Als Antwort auf: Muslime und Christen können gemeinsam Berge versetzen von Yavuz Özoguz am 31. Oktober 2009 13:04:15:

Lieber Herr Özoguz,

es ist immer wieder sehr aufbauend ihren Feldzug von "unten" gegen das Böse zu sehen. Auch wenn es anders sein sollte, das Böse kann nicht von oben bekämpft werden. Zumindest nicht, solange es in den Kirchen um Machtpositionen, Hierarchien und Karrieren geht. Iran hat sein Staatssystem da sehr weise aufgebaut. Ein geistlicher Führer, der sich regelmäßig zur Wahl stellen, also Wahlkampf betreiben müsste, würde seine spirituelle Gottverbundenheit aufs höchste gefährden. Seelische Gottverbundenheit bedeutet Schwäche, spirituelle Verbundenheit mit der anderen Seite gibt dem Menschen Kraft und Willensstärke. Ein großes Dilemma, besonders in unserer Zeit, in der das Ego im Zentrum aller Wertvorstellungen steht und die Menschen zum sozialen, beruflichen oder schlimmer noch körperlichen Überlebenskampf gezwungen werden. Diese Art von Welt einzurichten ist wiederum sehr weise von Satan. So züchtet er sich viele, viele Jünger heran.

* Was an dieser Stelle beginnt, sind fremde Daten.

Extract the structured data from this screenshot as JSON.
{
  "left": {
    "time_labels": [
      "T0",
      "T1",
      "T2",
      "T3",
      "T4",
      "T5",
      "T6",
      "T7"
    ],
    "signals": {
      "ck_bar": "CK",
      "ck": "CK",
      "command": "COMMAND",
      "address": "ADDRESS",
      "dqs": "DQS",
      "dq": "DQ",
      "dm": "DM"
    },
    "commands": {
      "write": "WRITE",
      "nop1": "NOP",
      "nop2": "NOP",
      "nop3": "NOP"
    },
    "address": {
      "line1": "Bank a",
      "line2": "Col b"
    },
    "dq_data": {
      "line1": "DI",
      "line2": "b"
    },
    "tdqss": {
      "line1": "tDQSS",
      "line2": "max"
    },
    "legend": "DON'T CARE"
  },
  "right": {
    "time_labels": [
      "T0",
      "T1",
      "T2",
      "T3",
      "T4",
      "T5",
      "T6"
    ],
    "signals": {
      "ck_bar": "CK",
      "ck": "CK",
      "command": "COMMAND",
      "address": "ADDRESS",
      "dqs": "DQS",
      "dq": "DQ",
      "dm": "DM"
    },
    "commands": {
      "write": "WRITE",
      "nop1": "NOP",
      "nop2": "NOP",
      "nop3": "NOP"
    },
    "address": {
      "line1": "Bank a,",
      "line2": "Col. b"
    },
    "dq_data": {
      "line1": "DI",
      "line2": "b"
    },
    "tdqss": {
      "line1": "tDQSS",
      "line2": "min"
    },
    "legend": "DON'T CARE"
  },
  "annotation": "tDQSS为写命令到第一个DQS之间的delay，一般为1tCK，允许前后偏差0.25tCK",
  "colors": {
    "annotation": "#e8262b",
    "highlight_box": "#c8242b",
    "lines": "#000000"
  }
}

Beim Lesen Ihrer Zeilen springen mir des öfteren eigene Erfahrungen vor Augen und ich möchte Ihnen hierzu einige Zeilen schreiben. Sozusagen als Bestätigung, dass steter Tropfen den Stein höhlt. Und Sie haben ja schon viele Tropfen auf den Stein der Gottlosigkeit fallen gelassen. Bitte sehen Sie es nicht als Kritik oder als Verbesserungsvorschlag Ihrer Sicht. Ich interpretiere aus meiner eigenen Lebenserfahrung heraus. Auch ist nichts des Folgenden auf Sie persönlich bezogen.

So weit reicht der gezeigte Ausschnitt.